SQL window functions let you calculate values across related rows without collapsing the result into fewer rows. This cheat sheet helps students compare rows, rank records, compute running totals, and analyze trends inside query results. It is useful for data analysis tasks where each original row must stay visible.
Students need these patterns to write clearer queries for reports, dashboards, and database projects.
The main idea is that a window function uses OVER to define the group and order of rows used in a calculation. PARTITION BY splits the data into separate groups, while ORDER BY controls sequence inside each group. Ranking functions assign positions, aggregate window functions compute totals or averages over a window, and LAG or LEAD compare a row with nearby rows.
Frame clauses such as ROWS BETWEEN UNBOUNDED PRECEDING AND CURRENT ROW define exactly which rows are included.
Key Facts
- A window function uses the pattern function_name() OVER (PARTITION BY column ORDER BY column) to calculate across rows while keeping each row in the output.
- PARTITION BY creates separate windows, so SUM(sales) OVER (PARTITION BY region) calculates a regional total for every row in that region.
- ORDER BY inside OVER sets the row sequence, so ROW_NUMBER() OVER (ORDER BY score DESC) gives 1 to the highest score.
- ROW_NUMBER() assigns unique sequential numbers, while RANK() gives tied rows the same rank and leaves gaps after ties.
- DENSE_RANK() gives tied rows the same rank but does not leave gaps, so ranks can be 1, 2, 2, 3.
- Running totals use a frame such as SUM(amount) OVER (ORDER BY sale_date ROWS BETWEEN UNBOUNDED PRECEDING AND CURRENT ROW).
- LAG(value, 1) OVER (ORDER BY date) returns the previous row value, and LEAD(value, 1) OVER (ORDER BY date) returns the next row value.
- Window functions are evaluated after WHERE filtering, so rows removed by WHERE are not available inside the window.
Vocabulary
- Window Function
- A SQL function that calculates a value across a set of related rows while returning one result row for each original row.
- OVER Clause
- The part of a window function that defines which rows are included and how they are ordered.
- PARTITION BY
- A clause that divides rows into separate groups so the window function runs independently within each group.
- ORDER BY
- A clause that sets the order of rows inside a window, which is required for ranking and previous or next row comparisons.
- Frame
- The subset of rows within an ordered window used by an aggregate calculation, such as all earlier rows through the current row.
- Ranking Function
- A window function such as ROW_NUMBER, RANK, or DENSE_RANK that assigns a position to each row based on an order.
Common Mistakes to Avoid
- Using GROUP BY when each original row must remain visible is wrong because GROUP BY collapses rows, while window functions keep row-level detail.
- Leaving out ORDER BY for ranking functions is wrong because the database has no reliable sequence for assigning ranks or row numbers.
- Confusing RANK with DENSE_RANK is wrong because RANK skips numbers after ties, while DENSE_RANK continues with the next number.
- Putting a window function in the WHERE clause is wrong in many SQL systems because window functions are calculated after WHERE filtering.

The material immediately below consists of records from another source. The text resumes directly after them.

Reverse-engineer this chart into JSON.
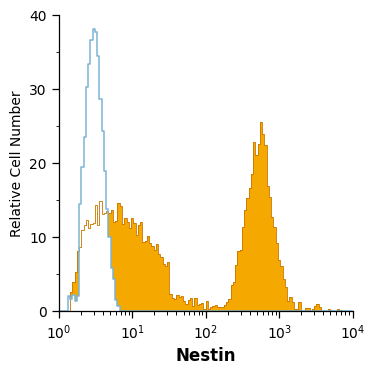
{
  "title": "",
  "xlabel": "Nestin",
  "ylabel": "Relative Cell Number",
  "xlim_log": [
    0,
    4
  ],
  "ylim": [
    0,
    40
  ],
  "yticks": [
    0,
    10,
    20,
    30,
    40
  ],
  "xlabel_fontsize": 12,
  "ylabel_fontsize": 10,
  "tick_fontsize": 10,
  "blue_color": "#7ab4d4",
  "orange_fill_color": "#f5a800",
  "orange_edge_color": "#cc7700",
  "background_color": "#ffffff",
  "n_bins": 130,
  "seed": 12
}
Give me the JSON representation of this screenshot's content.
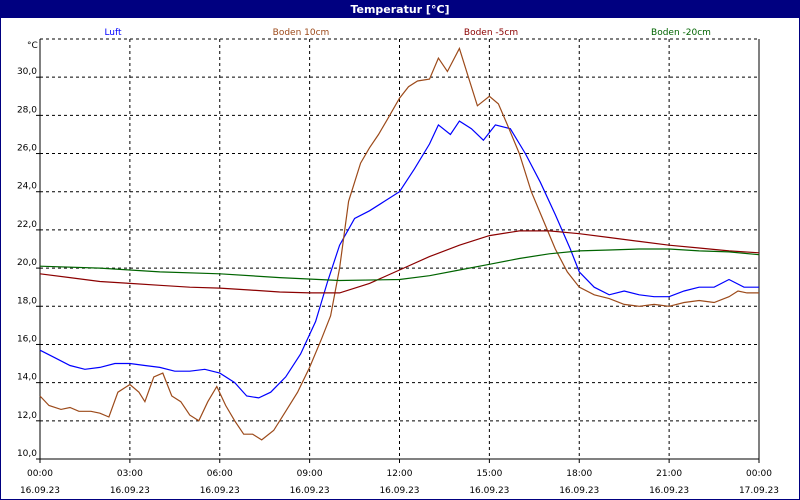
{
  "window": {
    "title": "Temperatur [°C]"
  },
  "chart_data": {
    "type": "line",
    "title": "Temperatur [°C]",
    "ylabel": "°C",
    "xlabel": "",
    "ylim": [
      10,
      32
    ],
    "yticks": [
      "10,0",
      "12,0",
      "14,0",
      "16,0",
      "18,0",
      "20,0",
      "22,0",
      "24,0",
      "26,0",
      "28,0",
      "30,0"
    ],
    "ytick_values": [
      10,
      12,
      14,
      16,
      18,
      20,
      22,
      24,
      26,
      28,
      30
    ],
    "xticks": [
      {
        "time": "00:00",
        "date": "16.09.23",
        "hour": 0
      },
      {
        "time": "03:00",
        "date": "16.09.23",
        "hour": 3
      },
      {
        "time": "06:00",
        "date": "16.09.23",
        "hour": 6
      },
      {
        "time": "09:00",
        "date": "16.09.23",
        "hour": 9
      },
      {
        "time": "12:00",
        "date": "16.09.23",
        "hour": 12
      },
      {
        "time": "15:00",
        "date": "16.09.23",
        "hour": 15
      },
      {
        "time": "18:00",
        "date": "16.09.23",
        "hour": 18
      },
      {
        "time": "21:00",
        "date": "16.09.23",
        "hour": 21
      },
      {
        "time": "00:00",
        "date": "17.09.23",
        "hour": 24
      }
    ],
    "xlim": [
      0,
      24
    ],
    "grid": true,
    "legend_position": "top",
    "series": [
      {
        "name": "Luft",
        "color": "#0000ff",
        "points": [
          [
            0,
            15.7
          ],
          [
            0.5,
            15.3
          ],
          [
            1,
            14.9
          ],
          [
            1.5,
            14.7
          ],
          [
            2,
            14.8
          ],
          [
            2.5,
            15.0
          ],
          [
            3,
            15.0
          ],
          [
            3.5,
            14.9
          ],
          [
            4,
            14.8
          ],
          [
            4.5,
            14.6
          ],
          [
            5,
            14.6
          ],
          [
            5.5,
            14.7
          ],
          [
            6,
            14.5
          ],
          [
            6.5,
            14.0
          ],
          [
            6.9,
            13.3
          ],
          [
            7.3,
            13.2
          ],
          [
            7.7,
            13.5
          ],
          [
            8.2,
            14.3
          ],
          [
            8.7,
            15.5
          ],
          [
            9.2,
            17.2
          ],
          [
            9.6,
            19.3
          ],
          [
            10,
            21.2
          ],
          [
            10.5,
            22.6
          ],
          [
            11,
            23.0
          ],
          [
            11.5,
            23.5
          ],
          [
            12,
            24.0
          ],
          [
            12.5,
            25.2
          ],
          [
            13,
            26.5
          ],
          [
            13.3,
            27.5
          ],
          [
            13.7,
            27.0
          ],
          [
            14,
            27.7
          ],
          [
            14.4,
            27.3
          ],
          [
            14.8,
            26.7
          ],
          [
            15.2,
            27.5
          ],
          [
            15.7,
            27.3
          ],
          [
            16.2,
            26.0
          ],
          [
            16.7,
            24.5
          ],
          [
            17.2,
            22.8
          ],
          [
            17.7,
            21.0
          ],
          [
            18,
            19.8
          ],
          [
            18.5,
            19.0
          ],
          [
            19,
            18.6
          ],
          [
            19.5,
            18.8
          ],
          [
            20,
            18.6
          ],
          [
            20.5,
            18.5
          ],
          [
            21,
            18.5
          ],
          [
            21.5,
            18.8
          ],
          [
            22,
            19.0
          ],
          [
            22.5,
            19.0
          ],
          [
            23,
            19.4
          ],
          [
            23.5,
            19.0
          ],
          [
            24,
            19.0
          ]
        ]
      },
      {
        "name": "Boden 10cm",
        "color": "#9c4a1a",
        "points": [
          [
            0,
            13.3
          ],
          [
            0.3,
            12.8
          ],
          [
            0.7,
            12.6
          ],
          [
            1,
            12.7
          ],
          [
            1.3,
            12.5
          ],
          [
            1.7,
            12.5
          ],
          [
            2,
            12.4
          ],
          [
            2.3,
            12.2
          ],
          [
            2.6,
            13.5
          ],
          [
            3,
            13.9
          ],
          [
            3.3,
            13.5
          ],
          [
            3.5,
            13.0
          ],
          [
            3.8,
            14.3
          ],
          [
            4.1,
            14.5
          ],
          [
            4.4,
            13.3
          ],
          [
            4.7,
            13.0
          ],
          [
            5,
            12.3
          ],
          [
            5.3,
            12.0
          ],
          [
            5.6,
            13.0
          ],
          [
            5.9,
            13.8
          ],
          [
            6.2,
            12.8
          ],
          [
            6.5,
            12.0
          ],
          [
            6.8,
            11.3
          ],
          [
            7.1,
            11.3
          ],
          [
            7.4,
            11.0
          ],
          [
            7.8,
            11.5
          ],
          [
            8.2,
            12.5
          ],
          [
            8.6,
            13.5
          ],
          [
            9,
            14.8
          ],
          [
            9.4,
            16.3
          ],
          [
            9.7,
            17.5
          ],
          [
            10,
            20.0
          ],
          [
            10.3,
            23.5
          ],
          [
            10.7,
            25.5
          ],
          [
            11,
            26.3
          ],
          [
            11.3,
            27.0
          ],
          [
            11.6,
            27.8
          ],
          [
            12,
            28.9
          ],
          [
            12.3,
            29.5
          ],
          [
            12.6,
            29.8
          ],
          [
            13,
            29.9
          ],
          [
            13.3,
            31.0
          ],
          [
            13.6,
            30.3
          ],
          [
            14,
            31.5
          ],
          [
            14.3,
            30.0
          ],
          [
            14.6,
            28.5
          ],
          [
            15,
            29.0
          ],
          [
            15.3,
            28.6
          ],
          [
            15.6,
            27.5
          ],
          [
            16,
            26.0
          ],
          [
            16.4,
            24.0
          ],
          [
            16.8,
            22.5
          ],
          [
            17.2,
            21.0
          ],
          [
            17.6,
            19.8
          ],
          [
            18,
            19.0
          ],
          [
            18.5,
            18.6
          ],
          [
            19,
            18.4
          ],
          [
            19.5,
            18.1
          ],
          [
            20,
            18.0
          ],
          [
            20.5,
            18.1
          ],
          [
            21,
            18.0
          ],
          [
            21.5,
            18.2
          ],
          [
            22,
            18.3
          ],
          [
            22.5,
            18.2
          ],
          [
            23,
            18.5
          ],
          [
            23.3,
            18.8
          ],
          [
            23.6,
            18.7
          ],
          [
            24,
            18.7
          ]
        ]
      },
      {
        "name": "Boden -5cm",
        "color": "#8b0000",
        "points": [
          [
            0,
            19.7
          ],
          [
            1,
            19.5
          ],
          [
            2,
            19.3
          ],
          [
            3,
            19.2
          ],
          [
            4,
            19.1
          ],
          [
            5,
            19.0
          ],
          [
            6,
            18.95
          ],
          [
            7,
            18.85
          ],
          [
            8,
            18.75
          ],
          [
            9,
            18.7
          ],
          [
            10,
            18.7
          ],
          [
            11,
            19.2
          ],
          [
            12,
            19.9
          ],
          [
            13,
            20.6
          ],
          [
            14,
            21.2
          ],
          [
            15,
            21.7
          ],
          [
            16,
            21.95
          ],
          [
            17,
            21.95
          ],
          [
            18,
            21.8
          ],
          [
            19,
            21.6
          ],
          [
            20,
            21.4
          ],
          [
            21,
            21.2
          ],
          [
            22,
            21.05
          ],
          [
            23,
            20.9
          ],
          [
            24,
            20.8
          ]
        ]
      },
      {
        "name": "Boden -20cm",
        "color": "#006400",
        "points": [
          [
            0,
            20.1
          ],
          [
            2,
            20.0
          ],
          [
            3,
            19.9
          ],
          [
            4,
            19.8
          ],
          [
            6,
            19.7
          ],
          [
            8,
            19.5
          ],
          [
            10,
            19.35
          ],
          [
            12,
            19.4
          ],
          [
            13,
            19.6
          ],
          [
            14,
            19.9
          ],
          [
            15,
            20.2
          ],
          [
            16,
            20.5
          ],
          [
            17,
            20.75
          ],
          [
            18,
            20.9
          ],
          [
            19,
            20.95
          ],
          [
            20,
            21.0
          ],
          [
            21,
            21.0
          ],
          [
            22,
            20.9
          ],
          [
            23,
            20.85
          ],
          [
            24,
            20.7
          ]
        ]
      }
    ]
  }
}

- Forgetting the frame in a running total can be wrong because the default frame may not match the intended row-by-row calculation in every database.
Practice Questions
- 1 Write a SQL expression that assigns each student a unique number from highest to lowest score using the column score.

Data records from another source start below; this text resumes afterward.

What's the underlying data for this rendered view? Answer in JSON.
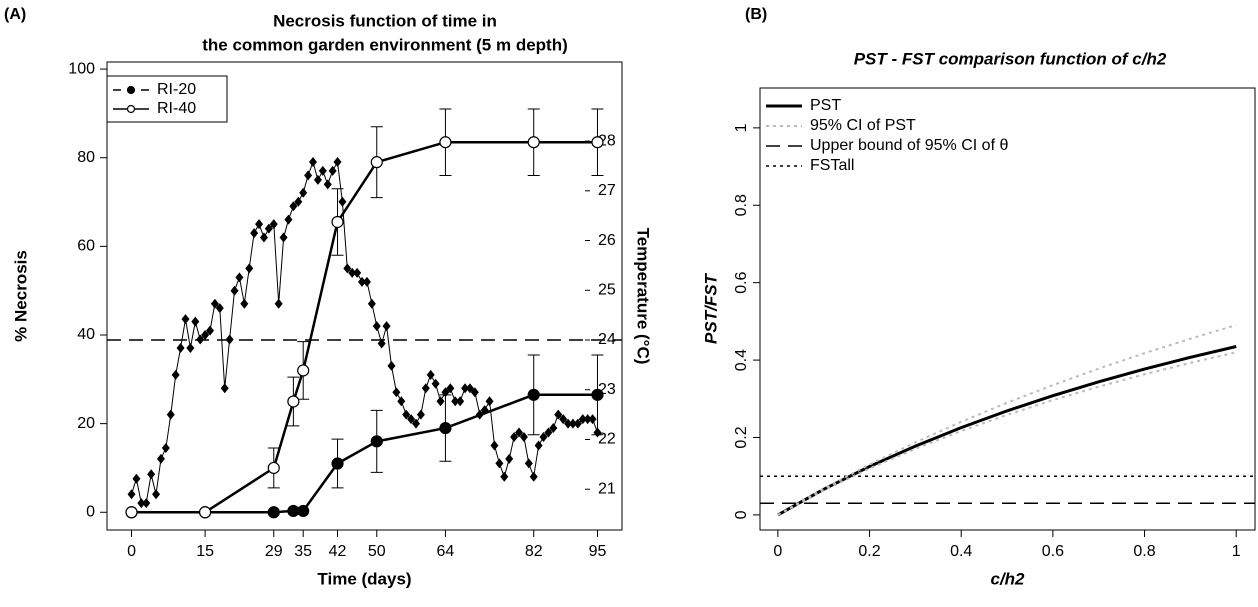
{
  "chart_data": [
    {
      "label": "(A)",
      "type": "line",
      "title": [
        "Necrosis function of time in",
        "the common garden environment (5 m depth)"
      ],
      "xlabel": "Time (days)",
      "ylabel": "% Necrosis",
      "y2label": "Temperature (°C)",
      "x": [
        0,
        15,
        29,
        33,
        35,
        42,
        50,
        64,
        82,
        95
      ],
      "xlim": [
        -5,
        100
      ],
      "xticks": [
        0,
        15,
        29,
        35,
        42,
        50,
        64,
        82,
        95
      ],
      "ylim": [
        -4,
        101.6
      ],
      "yticks": [
        0,
        20,
        40,
        60,
        80,
        100
      ],
      "y2lim": [
        20.18,
        29.59
      ],
      "y2ticks": [
        21,
        22,
        23,
        24,
        25,
        26,
        27,
        28
      ],
      "legend": "top-left",
      "legend_frame": true,
      "series": [
        {
          "color": "#000000",
          "marker": "diamond",
          "axis": "y2",
          "x": [
            0,
            1,
            2,
            3,
            4,
            5,
            6,
            7,
            8,
            9,
            10,
            11,
            12,
            13,
            14,
            15,
            16,
            17,
            18,
            19,
            20,
            21,
            22,
            23,
            24,
            25,
            26,
            27,
            28,
            29,
            30,
            31,
            32,
            33,
            34,
            35,
            36,
            37,
            38,
            39,
            40,
            41,
            42,
            43,
            44,
            45,
            46,
            47,
            48,
            49,
            50,
            51,
            52,
            53,
            54,
            55,
            56,
            57,
            58,
            59,
            60,
            61,
            62,
            63,
            64,
            65,
            66,
            67,
            68,
            69,
            70,
            71,
            72,
            73,
            74,
            75,
            76,
            77,
            78,
            79,
            80,
            81,
            82,
            83,
            84,
            85,
            86,
            87,
            88,
            89,
            90,
            91,
            92,
            93,
            94,
            95
          ],
          "values": [
            20.9,
            21.21,
            20.72,
            20.72,
            21.3,
            20.9,
            21.61,
            21.83,
            22.5,
            23.3,
            23.84,
            24.42,
            23.84,
            24.37,
            24.01,
            24.1,
            24.19,
            24.73,
            24.64,
            23.03,
            24.01,
            24.99,
            25.26,
            24.73,
            25.44,
            26.15,
            26.33,
            26.06,
            26.24,
            26.33,
            24.73,
            26.06,
            26.42,
            26.69,
            26.78,
            26.96,
            27.31,
            27.58,
            27.22,
            27.4,
            27.13,
            27.4,
            27.58,
            26.78,
            25.44,
            25.35,
            25.35,
            25.17,
            25.17,
            24.73,
            24.28,
            23.93,
            24.28,
            23.48,
            22.95,
            22.77,
            22.5,
            22.41,
            22.32,
            22.5,
            23.03,
            23.3,
            23.12,
            22.77,
            22.95,
            23.03,
            22.77,
            22.77,
            23.03,
            23.03,
            22.95,
            22.5,
            22.59,
            22.77,
            21.88,
            21.52,
            21.25,
            21.61,
            22.05,
            22.14,
            22.05,
            21.52,
            21.25,
            21.88,
            22.05,
            22.14,
            22.23,
            22.5,
            22.41,
            22.32,
            22.32,
            22.32,
            22.41,
            22.41,
            22.41,
            22.14
          ]
        },
        {
          "name": "RI-20",
          "color": "#000000",
          "marker": "filled",
          "legend_dash": "dashed",
          "values": [
            0,
            0,
            0,
            0.3,
            0.3,
            11,
            16,
            19,
            26.5,
            26.5
          ],
          "errors": [
            null,
            null,
            null,
            null,
            null,
            5.5,
            7,
            7.5,
            9,
            9
          ]
        },
        {
          "name": "RI-40",
          "color": "#000000",
          "marker": "open",
          "values": [
            0,
            0,
            10,
            25,
            32,
            65.5,
            79,
            83.5,
            83.5,
            83.5
          ],
          "errors": [
            null,
            null,
            4.5,
            5.5,
            6.5,
            7.5,
            8,
            7.5,
            7.5,
            7.5
          ]
        }
      ],
      "hlines": [
        {
          "value": 24,
          "axis": "y2",
          "dash": "dashed",
          "color": "#000000"
        }
      ]
    },
    {
      "label": "(B)",
      "type": "line",
      "title": "PST - FST comparison function of c/h2",
      "xlabel": "c/h2",
      "ylabel": "PST/FST",
      "x": [
        0,
        0.1,
        0.2,
        0.3,
        0.4,
        0.5,
        0.6,
        0.7,
        0.8,
        0.9,
        1
      ],
      "xlim": [
        -0.039,
        1.041
      ],
      "xticks": [
        0,
        0.2,
        0.4,
        0.6,
        0.8,
        1
      ],
      "ylim": [
        -0.039,
        1.103
      ],
      "yticks": [
        0,
        0.2,
        0.4,
        0.6,
        0.8,
        1
      ],
      "legend": "top-left",
      "legend_frame": false,
      "series": [
        {
          "name": "PST",
          "color": "#000000",
          "width": 3,
          "values": [
            0,
            0.0661,
            0.1251,
            0.1779,
            0.2255,
            0.2687,
            0.3079,
            0.3439,
            0.3768,
            0.4072,
            0.4352
          ]
        },
        {
          "name": "95% CI of PST",
          "color": "#bbbbbb",
          "width": 2,
          "dash": "dotted",
          "values": [
            0,
            0.0678,
            0.1301,
            0.1874,
            0.2405,
            0.2897,
            0.3354,
            0.3781,
            0.4179,
            0.4553,
            0.4903
          ],
          "lower_values": [
            0,
            0.0634,
            0.12,
            0.1708,
            0.2168,
            0.2585,
            0.2965,
            0.3313,
            0.3632,
            0.3927,
            0.42
          ]
        }
      ],
      "hlines": [
        {
          "name": "Upper bound of 95% CI of θ",
          "value": 0.03,
          "dash": "dashed",
          "color": "#000000"
        },
        {
          "name": "FSTall",
          "value": 0.1,
          "dash": "dotted",
          "color": "#000000"
        }
      ]
    }
  ]
}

- 2 A table sales has columns region, sale_date, and amount. Write a window expression that calculates a running total of amount by sale_date within each region.
- 3 Scores are 100, 95, 95, and 90 in descending order. What ranks are produced by RANK(), and what ranks are produced by DENSE_RANK()?
- 4 Explain why a window function is better than GROUP BY when you need each employee row plus the department average salary on the same row.